To decode we need to find the rightmost 1-bit. The best reference for the required bit twiddling is the book Hacker’s Delight (Henry S. Warren, Jr., Addison-Wesley). I gifted my first edition copy to a mathematician friend of mine, but in the second edition the relevant section is 5–4 “Counting Trailing 0’s”. The Python code below uses int.bit_length(), which is not uncommon in modern languages.
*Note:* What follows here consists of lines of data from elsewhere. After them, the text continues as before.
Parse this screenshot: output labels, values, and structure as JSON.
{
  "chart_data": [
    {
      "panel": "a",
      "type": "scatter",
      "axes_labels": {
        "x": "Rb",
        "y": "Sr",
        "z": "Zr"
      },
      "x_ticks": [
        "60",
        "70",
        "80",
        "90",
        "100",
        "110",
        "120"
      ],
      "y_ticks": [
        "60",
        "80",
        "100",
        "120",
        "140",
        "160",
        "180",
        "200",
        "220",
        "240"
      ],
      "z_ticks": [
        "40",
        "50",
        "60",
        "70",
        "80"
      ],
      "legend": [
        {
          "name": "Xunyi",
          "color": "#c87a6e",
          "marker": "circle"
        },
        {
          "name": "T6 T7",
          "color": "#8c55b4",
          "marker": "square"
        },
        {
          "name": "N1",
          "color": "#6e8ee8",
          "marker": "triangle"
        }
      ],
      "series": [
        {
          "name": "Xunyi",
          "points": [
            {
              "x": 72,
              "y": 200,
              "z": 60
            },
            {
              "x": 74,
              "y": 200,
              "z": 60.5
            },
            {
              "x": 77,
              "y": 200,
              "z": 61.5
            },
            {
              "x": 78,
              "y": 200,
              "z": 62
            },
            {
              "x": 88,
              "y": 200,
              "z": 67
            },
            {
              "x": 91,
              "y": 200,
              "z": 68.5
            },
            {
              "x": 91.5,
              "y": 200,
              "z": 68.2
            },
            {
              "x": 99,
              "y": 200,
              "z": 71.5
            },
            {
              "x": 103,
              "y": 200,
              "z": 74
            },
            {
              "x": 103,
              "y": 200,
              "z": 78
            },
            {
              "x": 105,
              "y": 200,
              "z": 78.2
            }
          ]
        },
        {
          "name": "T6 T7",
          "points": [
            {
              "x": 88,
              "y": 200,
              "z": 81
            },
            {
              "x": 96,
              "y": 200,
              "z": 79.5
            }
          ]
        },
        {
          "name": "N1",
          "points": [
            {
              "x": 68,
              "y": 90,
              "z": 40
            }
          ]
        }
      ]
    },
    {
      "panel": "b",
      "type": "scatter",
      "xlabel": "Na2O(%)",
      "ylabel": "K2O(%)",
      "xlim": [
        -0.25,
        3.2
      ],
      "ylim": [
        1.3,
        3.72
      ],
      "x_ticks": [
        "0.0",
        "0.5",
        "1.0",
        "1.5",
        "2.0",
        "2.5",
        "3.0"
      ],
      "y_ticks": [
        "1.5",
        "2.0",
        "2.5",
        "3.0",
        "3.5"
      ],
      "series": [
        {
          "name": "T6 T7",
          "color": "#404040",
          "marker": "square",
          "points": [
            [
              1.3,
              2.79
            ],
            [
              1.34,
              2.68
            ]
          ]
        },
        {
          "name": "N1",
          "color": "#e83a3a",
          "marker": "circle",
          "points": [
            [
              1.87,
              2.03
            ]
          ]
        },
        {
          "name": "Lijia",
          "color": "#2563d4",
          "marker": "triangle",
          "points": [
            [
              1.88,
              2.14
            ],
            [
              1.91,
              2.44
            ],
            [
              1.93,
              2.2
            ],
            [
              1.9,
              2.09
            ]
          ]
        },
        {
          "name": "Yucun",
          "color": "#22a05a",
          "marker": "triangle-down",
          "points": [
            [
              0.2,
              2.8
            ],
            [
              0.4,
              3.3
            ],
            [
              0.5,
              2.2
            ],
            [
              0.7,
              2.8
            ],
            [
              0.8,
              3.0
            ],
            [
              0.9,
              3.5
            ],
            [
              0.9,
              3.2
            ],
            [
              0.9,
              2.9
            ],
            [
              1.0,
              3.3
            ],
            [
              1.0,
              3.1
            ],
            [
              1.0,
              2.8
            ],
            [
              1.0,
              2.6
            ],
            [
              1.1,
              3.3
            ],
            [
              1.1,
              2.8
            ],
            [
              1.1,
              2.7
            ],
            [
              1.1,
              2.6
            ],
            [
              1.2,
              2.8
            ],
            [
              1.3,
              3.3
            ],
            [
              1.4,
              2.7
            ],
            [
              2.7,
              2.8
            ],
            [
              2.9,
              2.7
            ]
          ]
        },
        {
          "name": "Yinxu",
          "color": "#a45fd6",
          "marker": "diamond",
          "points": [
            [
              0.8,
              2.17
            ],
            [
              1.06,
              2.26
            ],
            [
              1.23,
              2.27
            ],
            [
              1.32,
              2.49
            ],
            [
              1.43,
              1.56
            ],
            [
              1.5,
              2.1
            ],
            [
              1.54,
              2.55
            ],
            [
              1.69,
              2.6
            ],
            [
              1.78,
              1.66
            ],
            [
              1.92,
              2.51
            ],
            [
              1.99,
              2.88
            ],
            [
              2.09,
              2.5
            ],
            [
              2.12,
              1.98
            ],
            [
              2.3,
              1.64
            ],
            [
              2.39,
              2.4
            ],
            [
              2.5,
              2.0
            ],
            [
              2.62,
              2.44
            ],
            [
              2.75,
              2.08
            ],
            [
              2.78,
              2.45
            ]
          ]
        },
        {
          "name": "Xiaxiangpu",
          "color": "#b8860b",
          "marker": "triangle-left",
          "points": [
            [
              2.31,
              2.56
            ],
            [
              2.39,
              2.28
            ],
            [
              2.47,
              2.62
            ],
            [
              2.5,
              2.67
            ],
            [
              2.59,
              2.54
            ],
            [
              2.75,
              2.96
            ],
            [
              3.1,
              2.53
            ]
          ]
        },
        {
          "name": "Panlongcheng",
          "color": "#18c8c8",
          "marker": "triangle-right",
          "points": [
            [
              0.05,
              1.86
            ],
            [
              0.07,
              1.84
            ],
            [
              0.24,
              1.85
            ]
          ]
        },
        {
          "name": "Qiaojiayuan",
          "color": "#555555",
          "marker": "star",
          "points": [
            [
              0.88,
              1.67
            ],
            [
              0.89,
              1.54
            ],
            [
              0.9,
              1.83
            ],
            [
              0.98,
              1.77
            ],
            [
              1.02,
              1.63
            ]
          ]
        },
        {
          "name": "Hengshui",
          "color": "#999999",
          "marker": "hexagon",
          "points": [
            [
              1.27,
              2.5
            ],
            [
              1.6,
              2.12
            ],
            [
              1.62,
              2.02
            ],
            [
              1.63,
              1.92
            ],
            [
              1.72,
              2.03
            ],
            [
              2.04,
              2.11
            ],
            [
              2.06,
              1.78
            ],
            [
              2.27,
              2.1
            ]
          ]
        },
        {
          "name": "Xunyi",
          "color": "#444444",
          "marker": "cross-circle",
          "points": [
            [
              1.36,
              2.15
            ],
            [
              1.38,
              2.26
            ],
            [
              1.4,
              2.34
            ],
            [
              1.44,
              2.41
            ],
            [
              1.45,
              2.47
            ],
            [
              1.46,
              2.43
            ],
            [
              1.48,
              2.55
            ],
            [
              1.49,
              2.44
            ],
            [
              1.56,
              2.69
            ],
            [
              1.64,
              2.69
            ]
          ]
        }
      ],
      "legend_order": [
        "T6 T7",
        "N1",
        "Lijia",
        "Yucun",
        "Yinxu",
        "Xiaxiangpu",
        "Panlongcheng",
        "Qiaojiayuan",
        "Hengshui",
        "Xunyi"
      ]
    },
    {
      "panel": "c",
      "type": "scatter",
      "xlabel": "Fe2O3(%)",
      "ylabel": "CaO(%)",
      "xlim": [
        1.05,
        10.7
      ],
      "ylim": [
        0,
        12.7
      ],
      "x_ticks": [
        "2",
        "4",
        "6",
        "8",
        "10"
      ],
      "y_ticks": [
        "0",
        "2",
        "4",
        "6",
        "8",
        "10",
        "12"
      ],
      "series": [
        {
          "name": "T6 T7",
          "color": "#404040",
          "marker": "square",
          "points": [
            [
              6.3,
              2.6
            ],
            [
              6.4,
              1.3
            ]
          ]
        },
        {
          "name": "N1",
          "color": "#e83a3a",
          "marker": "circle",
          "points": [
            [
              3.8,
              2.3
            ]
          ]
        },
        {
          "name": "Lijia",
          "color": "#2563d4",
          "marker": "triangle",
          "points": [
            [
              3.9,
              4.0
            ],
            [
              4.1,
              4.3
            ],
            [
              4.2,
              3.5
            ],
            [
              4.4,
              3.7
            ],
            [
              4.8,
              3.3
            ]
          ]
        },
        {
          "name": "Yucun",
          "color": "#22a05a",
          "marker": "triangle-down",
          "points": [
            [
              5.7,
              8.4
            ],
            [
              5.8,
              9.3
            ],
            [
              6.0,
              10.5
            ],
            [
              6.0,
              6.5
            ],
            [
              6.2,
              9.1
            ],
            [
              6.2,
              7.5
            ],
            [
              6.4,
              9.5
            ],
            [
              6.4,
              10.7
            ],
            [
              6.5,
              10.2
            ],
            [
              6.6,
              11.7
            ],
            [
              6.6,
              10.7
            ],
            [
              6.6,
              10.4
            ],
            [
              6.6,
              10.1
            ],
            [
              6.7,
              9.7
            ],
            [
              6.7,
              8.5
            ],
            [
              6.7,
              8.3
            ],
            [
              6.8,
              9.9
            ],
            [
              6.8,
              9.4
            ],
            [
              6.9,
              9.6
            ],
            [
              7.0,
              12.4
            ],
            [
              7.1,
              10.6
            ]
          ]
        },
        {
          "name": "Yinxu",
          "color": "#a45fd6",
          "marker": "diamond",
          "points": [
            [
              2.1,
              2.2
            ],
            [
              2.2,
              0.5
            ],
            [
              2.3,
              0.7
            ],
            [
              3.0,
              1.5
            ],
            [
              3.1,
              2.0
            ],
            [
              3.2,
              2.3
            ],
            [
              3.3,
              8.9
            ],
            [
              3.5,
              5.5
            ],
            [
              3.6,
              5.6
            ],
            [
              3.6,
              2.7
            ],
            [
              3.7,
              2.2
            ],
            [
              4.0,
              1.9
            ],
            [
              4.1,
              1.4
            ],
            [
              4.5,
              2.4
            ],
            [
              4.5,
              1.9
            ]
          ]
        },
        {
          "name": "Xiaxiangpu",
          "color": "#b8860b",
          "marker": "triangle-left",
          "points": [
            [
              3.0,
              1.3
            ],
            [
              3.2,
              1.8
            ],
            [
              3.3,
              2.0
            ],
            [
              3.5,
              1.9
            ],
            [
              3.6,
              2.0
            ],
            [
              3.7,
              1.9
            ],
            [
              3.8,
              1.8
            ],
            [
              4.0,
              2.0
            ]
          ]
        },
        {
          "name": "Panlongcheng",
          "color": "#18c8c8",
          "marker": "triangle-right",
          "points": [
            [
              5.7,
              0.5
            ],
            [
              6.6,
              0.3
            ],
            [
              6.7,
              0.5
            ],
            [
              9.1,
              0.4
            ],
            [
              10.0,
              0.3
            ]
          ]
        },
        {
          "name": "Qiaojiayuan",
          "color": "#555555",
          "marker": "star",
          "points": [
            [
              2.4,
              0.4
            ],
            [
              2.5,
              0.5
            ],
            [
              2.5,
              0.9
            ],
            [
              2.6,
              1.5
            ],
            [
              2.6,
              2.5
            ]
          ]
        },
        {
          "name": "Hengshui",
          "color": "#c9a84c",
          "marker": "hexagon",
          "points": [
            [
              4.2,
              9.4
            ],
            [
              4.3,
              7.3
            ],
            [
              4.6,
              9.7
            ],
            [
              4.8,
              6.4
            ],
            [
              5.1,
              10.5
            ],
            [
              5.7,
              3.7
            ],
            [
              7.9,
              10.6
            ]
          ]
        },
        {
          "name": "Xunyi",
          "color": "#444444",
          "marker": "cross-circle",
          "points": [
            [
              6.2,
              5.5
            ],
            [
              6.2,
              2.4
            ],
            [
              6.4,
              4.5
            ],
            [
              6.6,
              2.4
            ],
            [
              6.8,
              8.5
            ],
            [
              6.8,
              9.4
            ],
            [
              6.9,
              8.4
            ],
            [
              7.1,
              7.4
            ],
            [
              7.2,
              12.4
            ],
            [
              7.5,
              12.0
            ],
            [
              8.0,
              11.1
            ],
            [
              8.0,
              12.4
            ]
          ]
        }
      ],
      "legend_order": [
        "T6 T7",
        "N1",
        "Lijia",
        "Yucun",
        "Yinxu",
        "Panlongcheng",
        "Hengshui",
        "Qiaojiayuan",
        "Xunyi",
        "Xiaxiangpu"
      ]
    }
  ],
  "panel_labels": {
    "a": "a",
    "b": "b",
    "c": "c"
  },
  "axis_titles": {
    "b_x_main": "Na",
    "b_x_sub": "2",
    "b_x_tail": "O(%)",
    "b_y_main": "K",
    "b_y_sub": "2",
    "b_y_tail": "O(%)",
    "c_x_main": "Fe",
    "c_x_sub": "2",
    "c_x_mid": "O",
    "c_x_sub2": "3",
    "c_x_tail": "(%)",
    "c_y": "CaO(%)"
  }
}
In GNU C the code could use __builtin_ffs() and in R6RS Scheme it could be using bitwise-first-bit-set. For other languages you may need to check the book.

import socket, struct

def decode_ip4_compact_prefix(x):
    """Decodes a prefix that was encoded with encode_ip4_prefix."""
    if x == 0:
        return None

    # Decode.
    first_bit_set = x & (-x)  # isolate rightmost 1-bit
    x &= x - 1                # clear rightmost 1-bit
    inv_length = first_bit_set.bit_length() - 1
    address_int = x >> 1
    length = 32 - inv_length

    # Turn back into a string.
    address_bin = struct.pack("!I", address_int)
    address_str = socket.inet_ntop(socket.AF_INET, address_bin)

    return "{}/{}".format(address_str, length)

And that’s all you need for encoding a prefix in just one bit more than the address length itself. Whether or not it’s practical in your application is a question you’ll need to answer yourself.

This was written as part of a series of articles on stuff that has been lying around on this website for a long time without any real commentary. The code it talks about was first posted in 2011 and contains some bugs. Thanks to Christian Häggström for reading an early version of this article and showing me int.bit_length().